Nous parlons de sauver des vies humaines, éviter des tragédies, conscientiser les différents acteurs pour un comportement responsable.
Commençons par le véhicule de transport, il doit remplir toutes les conditions de garanties technique et administrative pour son utilisation. Quand on nous informe que l’un des véhicules impliqué dans l’accident tragique de cette fin de semaine ne disposer pas d’assurance pour circuler, on est édifié sur la gravite des choses et la négligence criarde qui existe dans ce secteur.
L’exigence de remplir les conditions techniques et d’opérer les contrôles nécessaires pour atteindre les standards de qualité doivent guider le travail des commis de l’administration chaque jour. Ces agents publics doivent être conscients que chaque faille de leur part peut être tragique et qu’ils seront responsables de ces failles devant la justice, pour mise en danger de la vie d’autrui.
Le code de la route nous enseigne qu’un véhicule ne peut pas circuler s’il ne dispose pas de ces trois documents : permis de conduire, assurance et visite technique en vigueur. Le respect de ces conditions cumulatives et leur mise en application incombent aux autorités de l’Etat à travers ses démembrements.

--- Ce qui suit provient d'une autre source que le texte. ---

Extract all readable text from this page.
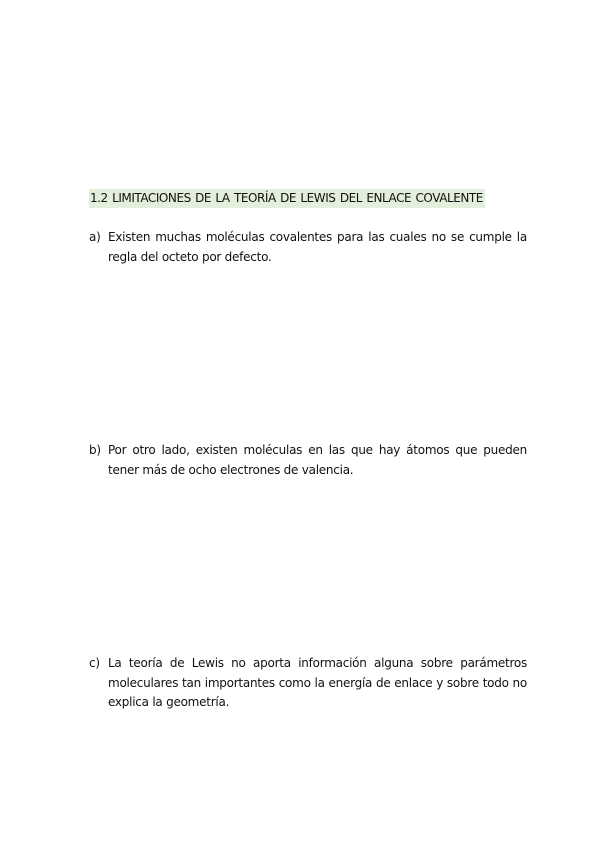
1.2 LIMITACIONES DE LA TEORÍA DE LEWIS DEL ENLACE COVALENTE
a) Existen muchas moléculas covalentes para las cuales no se cumple la regla del octeto por defecto.
b) Por otro lado, existen moléculas en las que hay átomos que pueden tener más de ocho electrones de valencia.
c) La teoría de Lewis no aporta información alguna sobre parámetros moleculares tan importantes como la energía de enlace y sobre todo no explica la geometría.
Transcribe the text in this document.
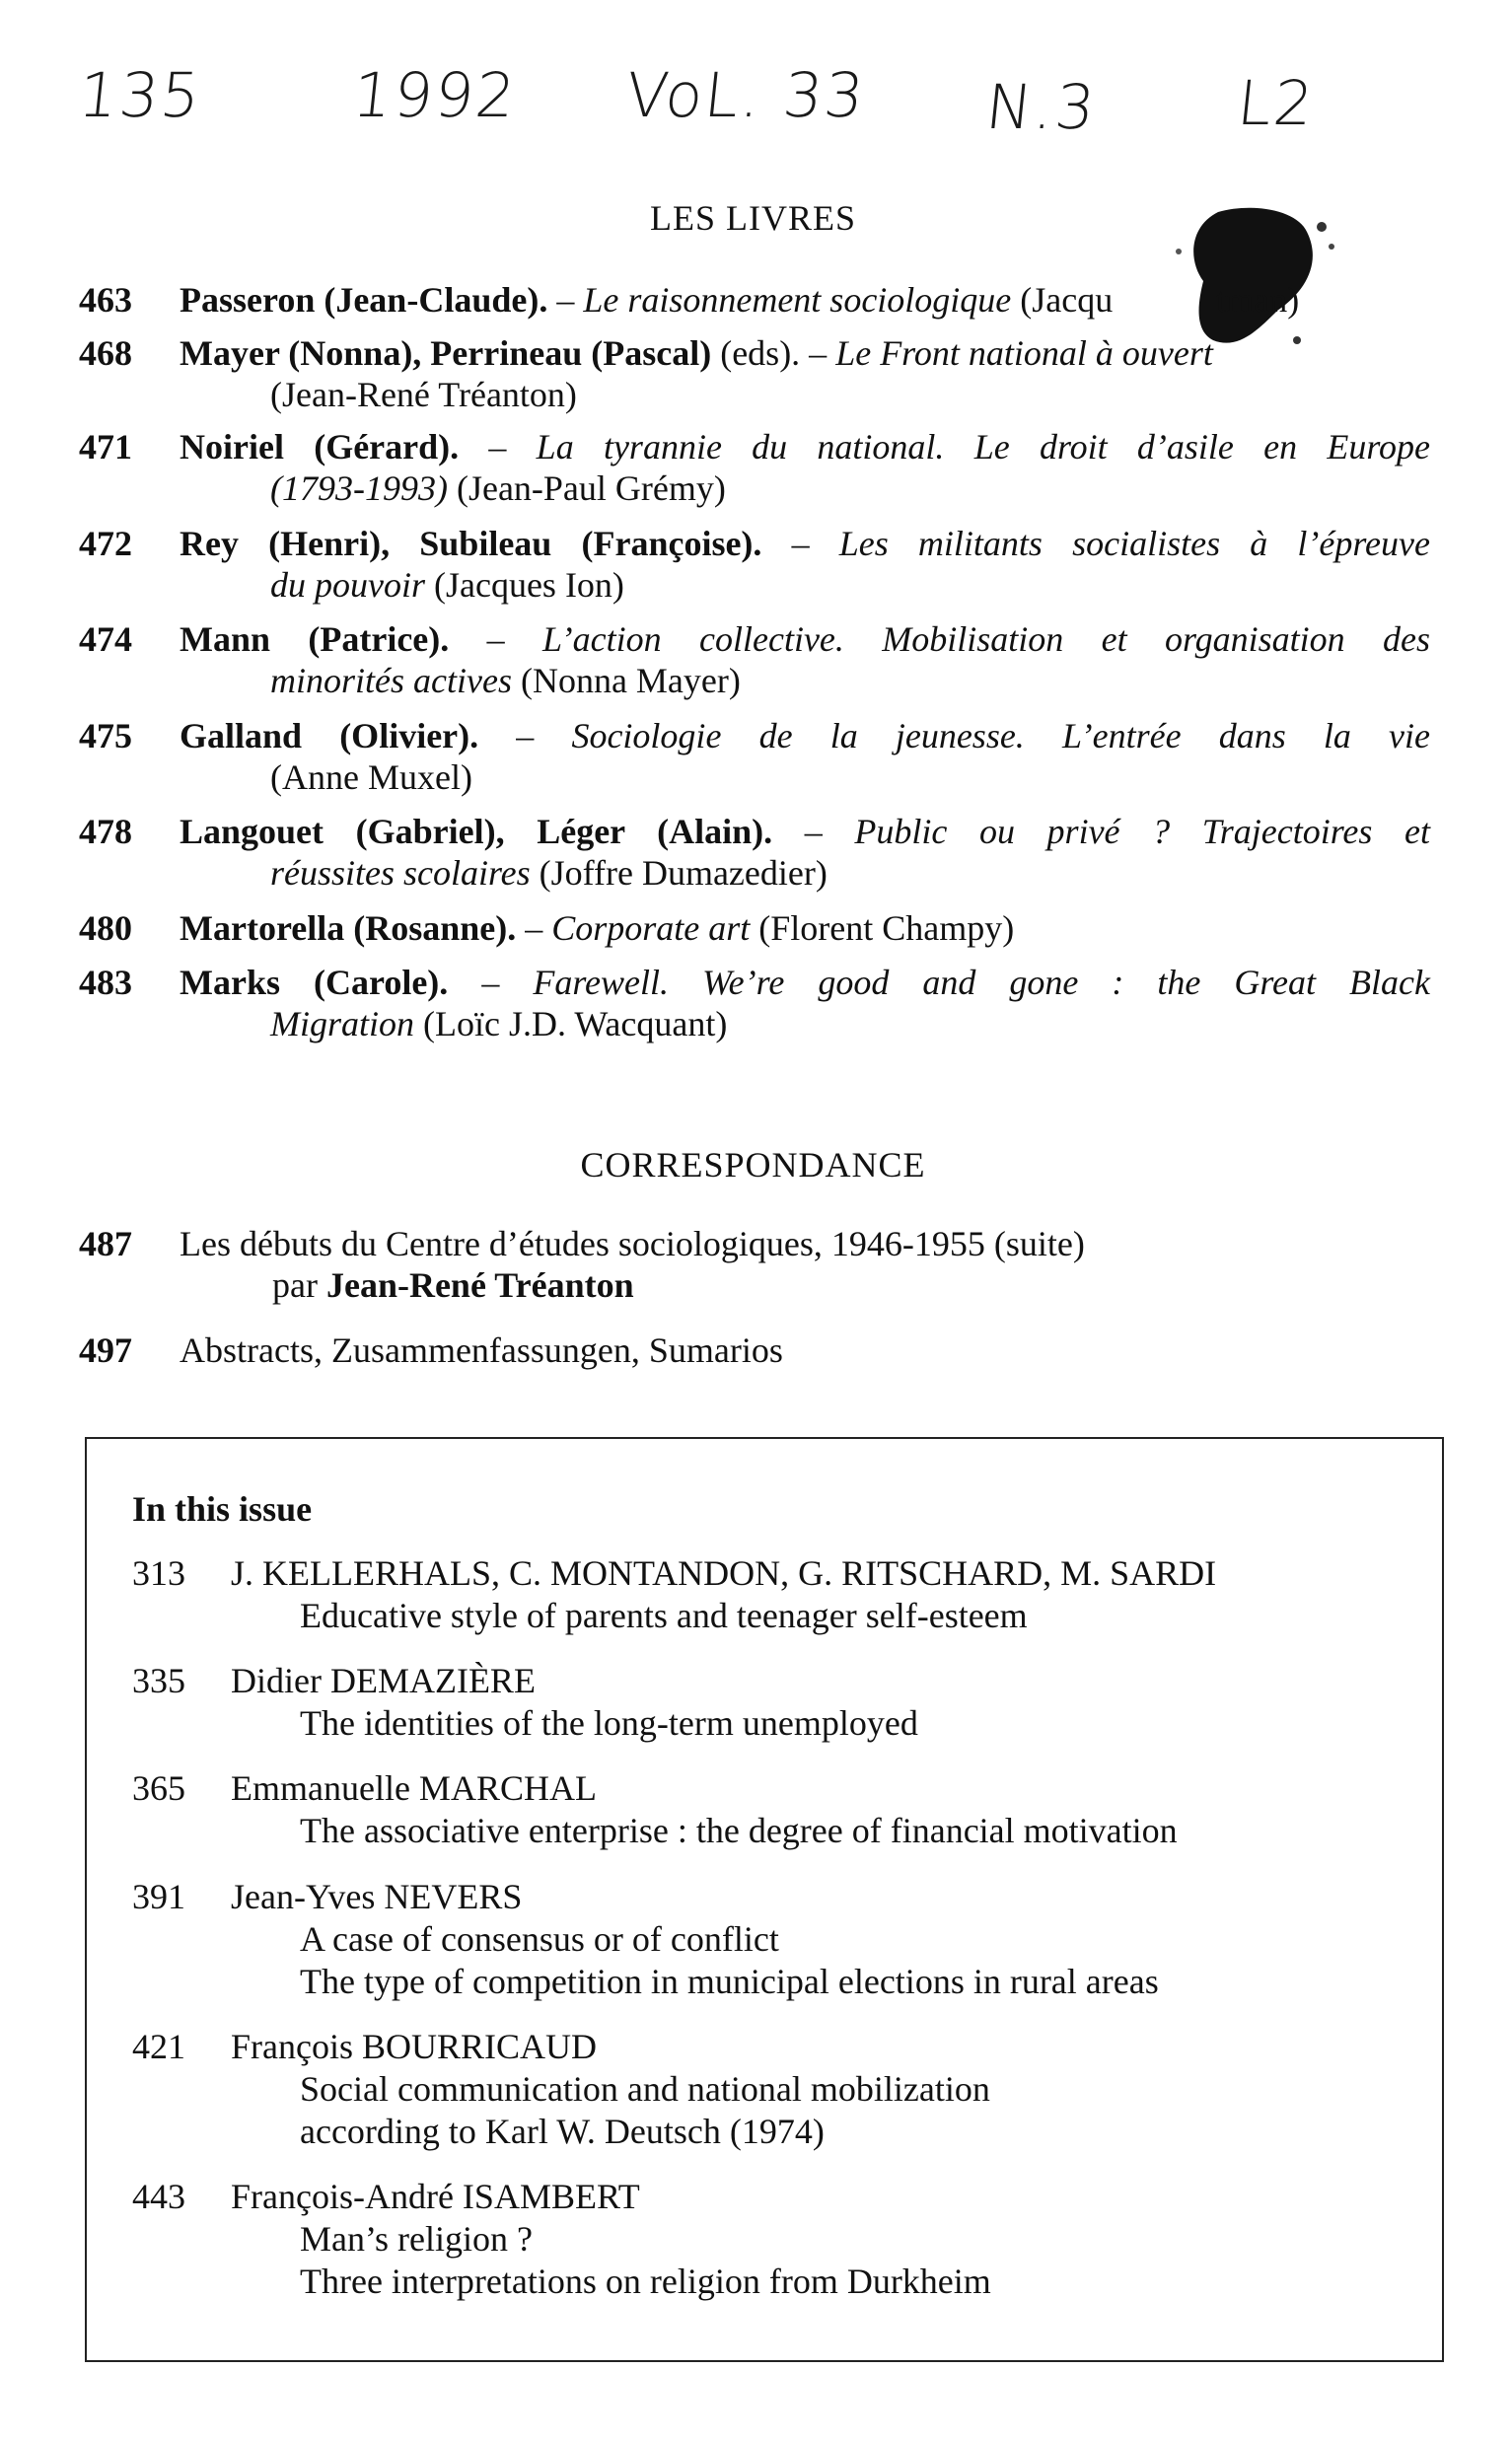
135 1992 VoL. 33 N.3 L2
LES LIVRES
463	Passeron (Jean-Claude). – Le raisonnement sociologique (Jacqu	tman)
468	Mayer (Nonna), Perrineau (Pascal) (eds). – Le Front national à ouvert
(Jean-René Tréanton)
471	Noiriel (Gérard). – La tyrannie du national. Le droit d’asile en Europe
(1793-1993) (Jean-Paul Grémy)
472	Rey (Henri), Subileau (Françoise). – Les militants socialistes à l’épreuve
du pouvoir (Jacques Ion)
474	Mann (Patrice). – L’action collective. Mobilisation et organisation des
minorités actives (Nonna Mayer)
475	Galland (Olivier). – Sociologie de la jeunesse. L’entrée dans la vie
(Anne Muxel)
478	Langouet (Gabriel), Léger (Alain). – Public ou privé ? Trajectoires et
réussites scolaires (Joffre Dumazedier)
480	Martorella (Rosanne). – Corporate art (Florent Champy)
483	Marks (Carole). – Farewell. We’re good and gone : the Great Black
Migration (Loïc J.D. Wacquant)
CORRESPONDANCE
487 Les débuts du Centre d’études sociologiques, 1946-1955 (suite)
par Jean-René Tréanton
497 Abstracts, Zusammenfassungen, Sumarios
In this issue
313	J. KELLERHALS, C. MONTANDON, G. RITSCHARD, M. SARDI
Educative style of parents and teenager self-esteem
335	Didier DEMAZIÈRE
The identities of the long-term unemployed
365	Emmanuelle MARCHAL
The associative enterprise : the degree of financial motivation
391	Jean-Yves NEVERS
A case of consensus or of conflict
The type of competition in municipal elections in rural areas
421	François BOURRICAUD
Social communication and national mobilization
according to Karl W. Deutsch (1974)
443	François-André ISAMBERT
Man’s religion ?
Three interpretations on religion from Durkheim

Les conducteurs de ces véhicules doivent remplir toutes les conditions de préparation, technique et psychotechnique pour conduire.
La préparation théorique est très importante. Cette phase doit permettre d’évaluer les connaissances théoriques du conducteur par rapport au code de la route, en même temps on évaluera ses aptitudes de conduites face à certaines situations. C’est la raison pour laquelle la régularisation de la formation pour l’obtention du permis de conduire dans les auto-écoles doit être une priorité.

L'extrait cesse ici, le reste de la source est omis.